Der Bedarf an Hebammen ist zweifelsohne groß. Viele schwangere Frauen wissen gar nicht, wie wichtig es ist, rechtzeitig eine Hebamme zu finden und müssen dann häufig ohne fachliche Unterstützung auskommen. Die Hebammen sind oft über Monate ausgelastet und haben kaum noch freie Kapazitäten, doch die Nachfrage ist groß. Unter anderem macht das den Beruf für potenzielle Berufswechsler interessant, aber wer darüber nachdenkt, sich zur Hebamme, beziehungsweise zum Entbindungspfleger umschulen zu lassen, sollte im Vorfeld noch einiges wissen.

Die Arbeit mit Frauen während und nach der Schwangerschaft beinhaltet sensible Themen und oft viel Unsicherheit. Bei Fragen und Problemen muss eine Hebamme stets kompetent beraten und auch in der Lage sein, ernsthafte Probleme von normalen Veränderungen zu unterscheiden. Man trägt eine große Verantwortung, vor allem, wenn es um die Arbeit mit Neugeborenen geht.

In vielerlei Hinsicht ist man gut damit beraten, sich über den Beruf im Vorfeld gut zu informieren und die persönliche Eignung dafür genau zu hinterfragen. Wer genau dies tun möchte, kann sich in dem folgenden Beitrag ein Bild von dem Beruf machen und Wissenswertes recherchieren. Eine reguläre Umschulung in Form einer schulischen Ausbildung gibt es so nicht mehr. Wer sich jetzt umentscheidet und Entbindungspfleger/in werden möchte, dem sollte klar sein, dass ein duales Studium die Voraussetzung ist.

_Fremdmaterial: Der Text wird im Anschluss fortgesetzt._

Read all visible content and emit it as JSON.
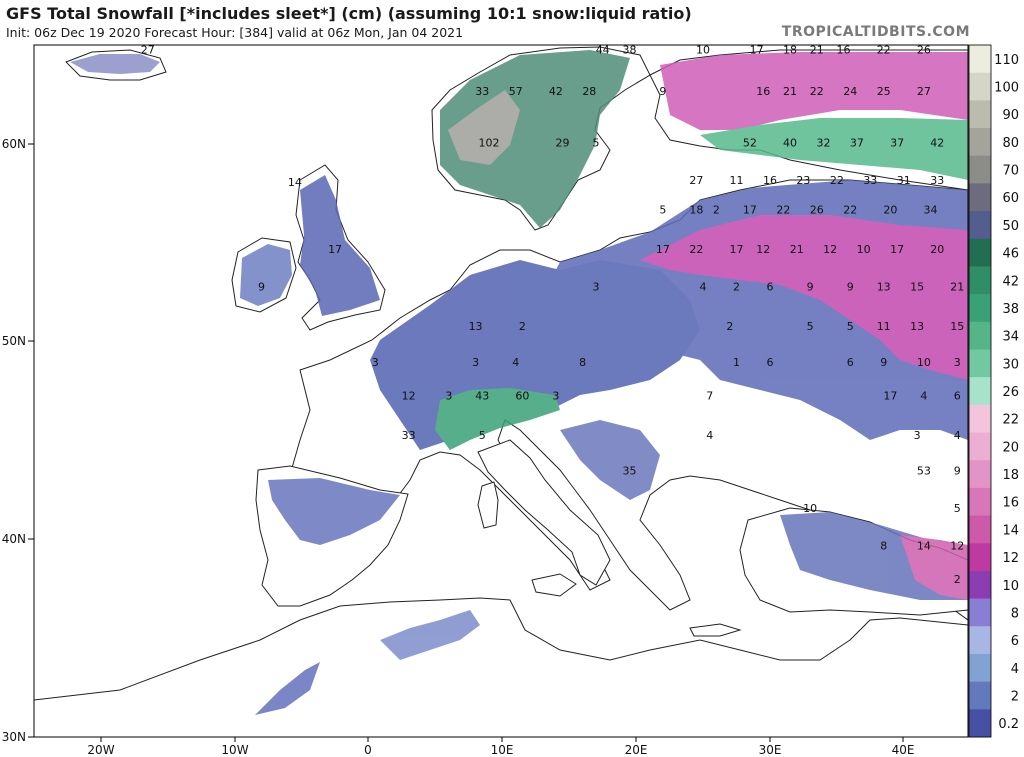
{
  "header": {
    "title": "GFS Total Snowfall [*includes sleet*] (cm) (assuming 10:1 snow:liquid ratio)",
    "subtitle": "Init: 06z Dec 19 2020   Forecast Hour: [384]   valid at 06z Mon, Jan 04 2021",
    "brand": "TROPICALTIDBITS.COM"
  },
  "axes": {
    "lat_ticks": [
      "60N",
      "50N",
      "40N",
      "30N"
    ],
    "lon_ticks": [
      "20W",
      "10W",
      "0",
      "10E",
      "20E",
      "30E",
      "40E"
    ]
  },
  "legend": {
    "units": "cm",
    "levels": [
      "110",
      "100",
      "90",
      "80",
      "70",
      "60",
      "50",
      "46",
      "42",
      "38",
      "34",
      "30",
      "26",
      "22",
      "20",
      "18",
      "16",
      "14",
      "12",
      "10",
      "8",
      "6",
      "4",
      "2",
      "0.2"
    ],
    "colors": [
      "#ededdf",
      "#d6d6c8",
      "#bcbcae",
      "#a4a49a",
      "#8c8c88",
      "#6c6c7e",
      "#535e8e",
      "#226e52",
      "#2f8e66",
      "#3aa176",
      "#55b589",
      "#72c8a0",
      "#a7e3cb",
      "#f3c4dc",
      "#ecaed2",
      "#e394c6",
      "#d877b8",
      "#cd5aa9",
      "#be3aa2",
      "#8d3db2",
      "#8a7ed4",
      "#a8b6e4",
      "#83a2d4",
      "#6479bc",
      "#4651a6"
    ]
  },
  "map_labels": [
    {
      "text": "27",
      "lon": -16.5,
      "lat": 64.8
    },
    {
      "text": "44",
      "lon": 17.5,
      "lat": 64.8
    },
    {
      "text": "38",
      "lon": 19.5,
      "lat": 64.8
    },
    {
      "text": "10",
      "lon": 25,
      "lat": 64.8
    },
    {
      "text": "17",
      "lon": 29,
      "lat": 64.8
    },
    {
      "text": "18",
      "lon": 31.5,
      "lat": 64.8
    },
    {
      "text": "21",
      "lon": 33.5,
      "lat": 64.8
    },
    {
      "text": "16",
      "lon": 35.5,
      "lat": 64.8
    },
    {
      "text": "22",
      "lon": 38.5,
      "lat": 64.8
    },
    {
      "text": "26",
      "lon": 41.5,
      "lat": 64.8
    },
    {
      "text": "33",
      "lon": 8.5,
      "lat": 62.7
    },
    {
      "text": "57",
      "lon": 11,
      "lat": 62.7
    },
    {
      "text": "42",
      "lon": 14,
      "lat": 62.7
    },
    {
      "text": "28",
      "lon": 16.5,
      "lat": 62.7
    },
    {
      "text": "9",
      "lon": 22,
      "lat": 62.7
    },
    {
      "text": "16",
      "lon": 29.5,
      "lat": 62.7
    },
    {
      "text": "21",
      "lon": 31.5,
      "lat": 62.7
    },
    {
      "text": "22",
      "lon": 33.5,
      "lat": 62.7
    },
    {
      "text": "24",
      "lon": 36,
      "lat": 62.7
    },
    {
      "text": "25",
      "lon": 38.5,
      "lat": 62.7
    },
    {
      "text": "27",
      "lon": 41.5,
      "lat": 62.7
    },
    {
      "text": "102",
      "lon": 9,
      "lat": 60.1
    },
    {
      "text": "29",
      "lon": 14.5,
      "lat": 60.1
    },
    {
      "text": "5",
      "lon": 17,
      "lat": 60.1
    },
    {
      "text": "52",
      "lon": 28.5,
      "lat": 60.1
    },
    {
      "text": "40",
      "lon": 31.5,
      "lat": 60.1
    },
    {
      "text": "32",
      "lon": 34,
      "lat": 60.1
    },
    {
      "text": "37",
      "lon": 36.5,
      "lat": 60.1
    },
    {
      "text": "37",
      "lon": 39.5,
      "lat": 60.1
    },
    {
      "text": "42",
      "lon": 42.5,
      "lat": 60.1
    },
    {
      "text": "27",
      "lon": 24.5,
      "lat": 58.2
    },
    {
      "text": "11",
      "lon": 27.5,
      "lat": 58.2
    },
    {
      "text": "16",
      "lon": 30,
      "lat": 58.2
    },
    {
      "text": "23",
      "lon": 32.5,
      "lat": 58.2
    },
    {
      "text": "22",
      "lon": 35,
      "lat": 58.2
    },
    {
      "text": "33",
      "lon": 37.5,
      "lat": 58.2
    },
    {
      "text": "31",
      "lon": 40,
      "lat": 58.2
    },
    {
      "text": "33",
      "lon": 42.5,
      "lat": 58.2
    },
    {
      "text": "5",
      "lon": 22,
      "lat": 56.7
    },
    {
      "text": "18",
      "lon": 24.5,
      "lat": 56.7
    },
    {
      "text": "2",
      "lon": 26,
      "lat": 56.7
    },
    {
      "text": "17",
      "lon": 28.5,
      "lat": 56.7
    },
    {
      "text": "22",
      "lon": 31,
      "lat": 56.7
    },
    {
      "text": "26",
      "lon": 33.5,
      "lat": 56.7
    },
    {
      "text": "22",
      "lon": 36,
      "lat": 56.7
    },
    {
      "text": "20",
      "lon": 39,
      "lat": 56.7
    },
    {
      "text": "34",
      "lon": 42,
      "lat": 56.7
    },
    {
      "text": "17",
      "lon": 22,
      "lat": 54.7
    },
    {
      "text": "22",
      "lon": 24.5,
      "lat": 54.7
    },
    {
      "text": "17",
      "lon": 27.5,
      "lat": 54.7
    },
    {
      "text": "12",
      "lon": 29.5,
      "lat": 54.7
    },
    {
      "text": "21",
      "lon": 32,
      "lat": 54.7
    },
    {
      "text": "12",
      "lon": 34.5,
      "lat": 54.7
    },
    {
      "text": "10",
      "lon": 37,
      "lat": 54.7
    },
    {
      "text": "17",
      "lon": 39.5,
      "lat": 54.7
    },
    {
      "text": "20",
      "lon": 42.5,
      "lat": 54.7
    },
    {
      "text": "14",
      "lon": -5.5,
      "lat": 58.1
    },
    {
      "text": "17",
      "lon": -2.5,
      "lat": 54.7
    },
    {
      "text": "9",
      "lon": -8,
      "lat": 52.8
    },
    {
      "text": "3",
      "lon": 17,
      "lat": 52.8
    },
    {
      "text": "4",
      "lon": 25,
      "lat": 52.8
    },
    {
      "text": "2",
      "lon": 27.5,
      "lat": 52.8
    },
    {
      "text": "6",
      "lon": 30,
      "lat": 52.8
    },
    {
      "text": "9",
      "lon": 33,
      "lat": 52.8
    },
    {
      "text": "9",
      "lon": 36,
      "lat": 52.8
    },
    {
      "text": "13",
      "lon": 38.5,
      "lat": 52.8
    },
    {
      "text": "15",
      "lon": 41,
      "lat": 52.8
    },
    {
      "text": "21",
      "lon": 44,
      "lat": 52.8
    },
    {
      "text": "13",
      "lon": 8,
      "lat": 50.8
    },
    {
      "text": "2",
      "lon": 11.5,
      "lat": 50.8
    },
    {
      "text": "2",
      "lon": 27,
      "lat": 50.8
    },
    {
      "text": "5",
      "lon": 33,
      "lat": 50.8
    },
    {
      "text": "5",
      "lon": 36,
      "lat": 50.8
    },
    {
      "text": "11",
      "lon": 38.5,
      "lat": 50.8
    },
    {
      "text": "13",
      "lon": 41,
      "lat": 50.8
    },
    {
      "text": "15",
      "lon": 44,
      "lat": 50.8
    },
    {
      "text": "3",
      "lon": 0.5,
      "lat": 49
    },
    {
      "text": "3",
      "lon": 8,
      "lat": 49
    },
    {
      "text": "4",
      "lon": 11,
      "lat": 49
    },
    {
      "text": "8",
      "lon": 16,
      "lat": 49
    },
    {
      "text": "1",
      "lon": 27.5,
      "lat": 49
    },
    {
      "text": "6",
      "lon": 30,
      "lat": 49
    },
    {
      "text": "6",
      "lon": 36,
      "lat": 49
    },
    {
      "text": "9",
      "lon": 38.5,
      "lat": 49
    },
    {
      "text": "10",
      "lon": 41.5,
      "lat": 49
    },
    {
      "text": "3",
      "lon": 44,
      "lat": 49
    },
    {
      "text": "12",
      "lon": 3,
      "lat": 47.3
    },
    {
      "text": "3",
      "lon": 6,
      "lat": 47.3
    },
    {
      "text": "43",
      "lon": 8.5,
      "lat": 47.3
    },
    {
      "text": "60",
      "lon": 11.5,
      "lat": 47.3
    },
    {
      "text": "3",
      "lon": 14,
      "lat": 47.3
    },
    {
      "text": "7",
      "lon": 25.5,
      "lat": 47.3
    },
    {
      "text": "17",
      "lon": 39,
      "lat": 47.3
    },
    {
      "text": "4",
      "lon": 41.5,
      "lat": 47.3
    },
    {
      "text": "6",
      "lon": 44,
      "lat": 47.3
    },
    {
      "text": "33",
      "lon": 3,
      "lat": 45.3
    },
    {
      "text": "5",
      "lon": 8.5,
      "lat": 45.3
    },
    {
      "text": "4",
      "lon": 25.5,
      "lat": 45.3
    },
    {
      "text": "3",
      "lon": 41,
      "lat": 45.3
    },
    {
      "text": "4",
      "lon": 44,
      "lat": 45.3
    },
    {
      "text": "35",
      "lon": 19.5,
      "lat": 43.5
    },
    {
      "text": "53",
      "lon": 41.5,
      "lat": 43.5
    },
    {
      "text": "9",
      "lon": 44,
      "lat": 43.5
    },
    {
      "text": "10",
      "lon": 33,
      "lat": 41.6
    },
    {
      "text": "5",
      "lon": 44,
      "lat": 41.6
    },
    {
      "text": "8",
      "lon": 38.5,
      "lat": 39.7
    },
    {
      "text": "14",
      "lon": 41.5,
      "lat": 39.7
    },
    {
      "text": "12",
      "lon": 44,
      "lat": 39.7
    },
    {
      "text": "2",
      "lon": 44,
      "lat": 38
    }
  ]
}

Berufsbild und Verdienstmöglichkeiten einer Hebamme und eines Entbindungspflegers

Werdende Eltern stehen häufig vor neuen Herausforderungen, die mit viel Unsicherheit einhergehen. Daher ist es sehr gut geschulte Fachleute an der Seite zu haben, die als Ansprechpartner für Fragen und bei Problemen bereitstehen. Hebammen und Entbindungspfleger betreuen werdende Mütter vor und während der Entbindung bis nach der Geburt, womit sie eine wichtige Aufgabe übernehmen.

Damit umfasst der Beruf nicht nur die reine Geburtsbegleitung, sondern ganze Schwangerschaften und auch Stillphasen. In dieser sehr anstrengenden und aufreibenden Zeit müssen Hebammen viel leisten, vor allem auch als emotionale Begleitung. Feste Arbeitszeiten sind daher schwierig einzuhalten, denn in diesem Beruf ist nur sehr wenig planbar.

Als Hebamme und Entbindungshelfer kann man an mehreren Orten eine Beschäftigung finden, die nicht zu ersetzen ist, infrage kommen:

  • Krankenhäuser
  • Geburtshäuser
  • Hebammenpraxen
  • Soziale Dienste
  • Gesundheitsämter

Auch wenn Hebammen sehr wichtig sind und man sich zu diesem Beruf geeignet fühlen sollte, spielt das Gehalt für die Entscheidung eine wichtige Rolle. Die Jahresgehälter liegen zwischen 36.000 Euro und 44.400 Euro, wobei es auf die Berufserfahrung und Anstellungsart ankommt. Viele Hebammen arbeiten selbstständig und haben daher auch abweichende Gehälter.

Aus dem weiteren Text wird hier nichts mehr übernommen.